4.1. Introduction to MCMC and the Bayesian method

Users familiar with the Markov Chain Monte Carlo (MCMC) method may want to skip to the next section. The typical problem the user will want to tackle with this program is the problem of parameter estimation of a given theoretical model confronted with one or more sets of observational data. This is a very common task in Cosmology these days, specially in the light of numerous data from several surveys, with increasing quality. Important discoveries are expected to be made with the data from new generation telescopes in the next decade.

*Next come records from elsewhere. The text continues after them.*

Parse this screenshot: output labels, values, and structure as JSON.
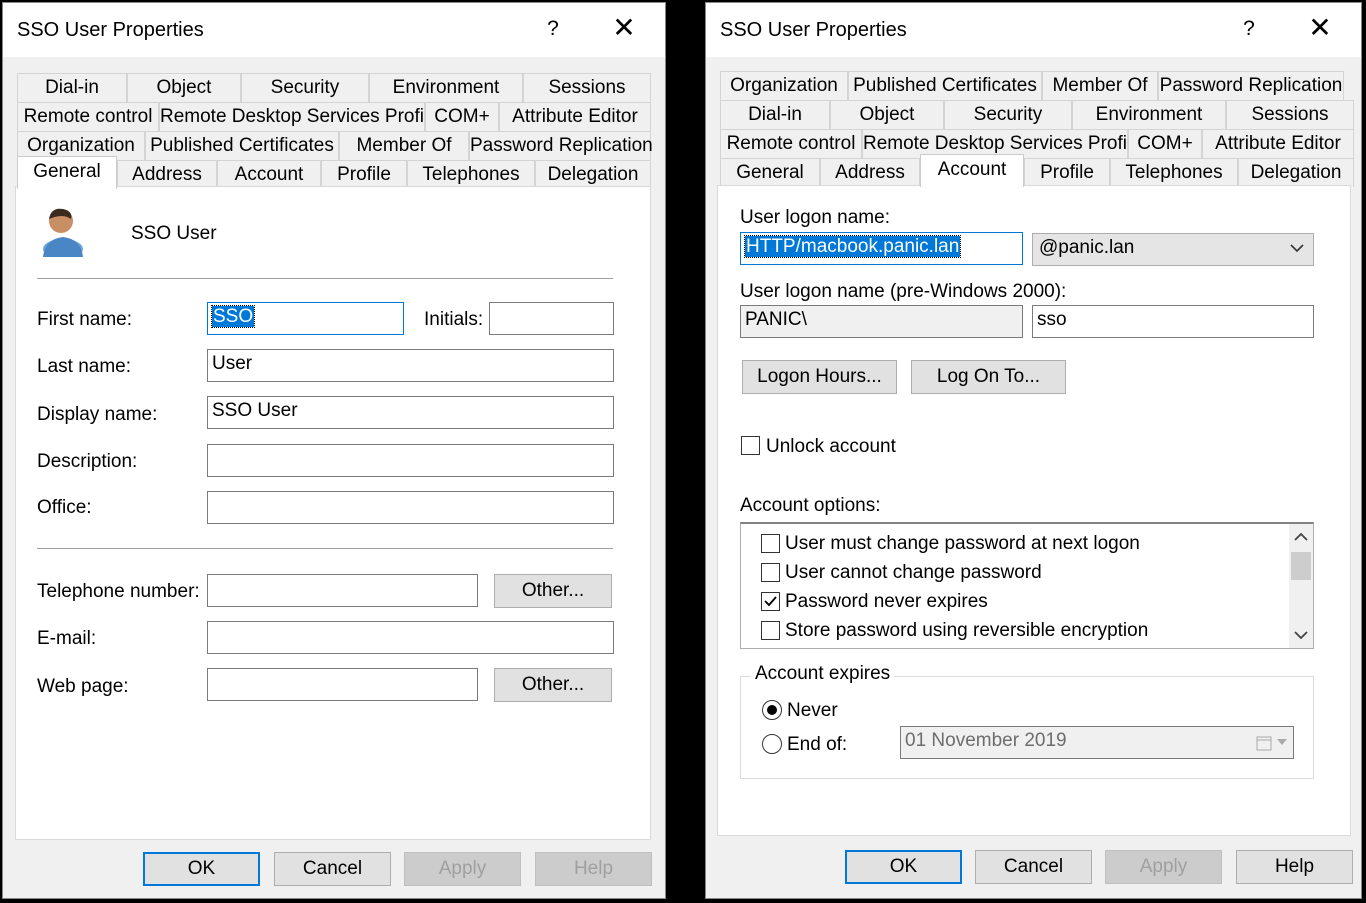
{
  "left": {
    "title": "SSO User Properties",
    "help": "?",
    "close": "✕",
    "tab_rows": [
      [
        "Dial-in",
        "Object",
        "Security",
        "Environment",
        "Sessions"
      ],
      [
        "Remote control",
        "Remote Desktop Services Profile",
        "COM+",
        "Attribute Editor"
      ],
      [
        "Organization",
        "Published Certificates",
        "Member Of",
        "Password Replication"
      ],
      [
        "General",
        "Address",
        "Account",
        "Profile",
        "Telephones",
        "Delegation"
      ]
    ],
    "active_tab": "General",
    "display_user": "SSO User",
    "labels": {
      "first_name": "First name:",
      "initials": "Initials:",
      "last_name": "Last name:",
      "display_name": "Display name:",
      "description": "Description:",
      "office": "Office:",
      "telephone": "Telephone number:",
      "email": "E-mail:",
      "web_page": "Web page:"
    },
    "values": {
      "first_name": "SSO",
      "initials": "",
      "last_name": "User",
      "display_name": "SSO User",
      "description": "",
      "office": "",
      "telephone": "",
      "email": "",
      "web_page": ""
    },
    "other_label": "Other...",
    "buttons": {
      "ok": "OK",
      "cancel": "Cancel",
      "apply": "Apply",
      "help": "Help"
    }
  },
  "right": {
    "title": "SSO User Properties",
    "help": "?",
    "close": "✕",
    "tab_rows": [
      [
        "Organization",
        "Published Certificates",
        "Member Of",
        "Password Replication"
      ],
      [
        "Dial-in",
        "Object",
        "Security",
        "Environment",
        "Sessions"
      ],
      [
        "Remote control",
        "Remote Desktop Services Profile",
        "COM+",
        "Attribute Editor"
      ],
      [
        "General",
        "Address",
        "Account",
        "Profile",
        "Telephones",
        "Delegation"
      ]
    ],
    "active_tab": "Account",
    "logon_name_label": "User logon name:",
    "logon_name_value": "HTTP/macbook.panic.lan",
    "domain_suffix": "@panic.lan",
    "pre2000_label": "User logon name (pre-Windows 2000):",
    "pre2000_domain": "PANIC\\",
    "pre2000_user": "sso",
    "logon_hours": "Logon Hours...",
    "log_on_to": "Log On To...",
    "unlock_account": "Unlock account",
    "account_options_label": "Account options:",
    "account_options": [
      {
        "label": "User must change password at next logon",
        "checked": false
      },
      {
        "label": "User cannot change password",
        "checked": false
      },
      {
        "label": "Password never expires",
        "checked": true
      },
      {
        "label": "Store password using reversible encryption",
        "checked": false
      }
    ],
    "account_expires_label": "Account expires",
    "never_label": "Never",
    "end_of_label": "End of:",
    "expires_selected": "Never",
    "end_date": "01 November 2019",
    "buttons": {
      "ok": "OK",
      "cancel": "Cancel",
      "apply": "Apply",
      "help": "Help"
    }
  }
}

In the following I give a very brief introduction to the MCMC technique and describe how to use program.

The Bayes Theorem

Bayesian inference is based on the inversion of the data-parameters probability relation, which is the Bayes theorem [1]. This theorem states that the posterior probability \(P(\theta \mid D, \mathcal{M})\) of the parameter set \(\theta\) given the data \(D\) and other information from the model \(\mathcal{M}\) can be given by

\[P(\theta \mid D, \mathcal{M}) = \frac{\mathcal{L}(D \mid \theta, \mathcal{M}) \, \pi(\theta \mid \mathcal{M})}{P(D, \mathcal{M})},\]

where \(\mathcal{L}(D \mid \theta, \mathcal{M})\) is the likelihood of the data given the model parameters, \(\pi(\theta \mid \mathcal{M})\) is the prior probability, containing any information known a priori about the distribution of the parameters, and \(P(D, \mathcal{M})\) is the marginal likelihood, also popularly known as the evidence, giving the normalization of the posterior probability. The evidence is not required for the parameter inference but is essential in problems of selection model, when comparing two or more different models to see which of them is favored by the data.

Direct evaluation of \(P(\theta \mid D, \mathcal{M})\) is generally a difficult integration in a multiparameter space that we do not know how to perform. Usually we do know how to compute the likelihood \(\mathcal{L}(D \mid \theta, \mathcal{M})\) that is assigned to the experiment (most commonly a distribution that is Gaussian on the data or the parameters), thus the use of the Bayes theorem to give the posterior probability. Flat priors are commonly assumed, which makes the computation of the right-hand side of the equation above trivial. Remember that the evidence is a normalization constant not necessary for us to learn about the most likely values of the parameters.

The Metropolis-Hastings sampler

The MCMC method shifts the problem of calculating the unknown posterior probability distribution in the entire space, which can be extremly expensive for models with large number of parameters, to the problem of sampling from the posterior distribution. This is possible, for example, by growing a Markov chain with new states generated by the Metropolis sampler [2].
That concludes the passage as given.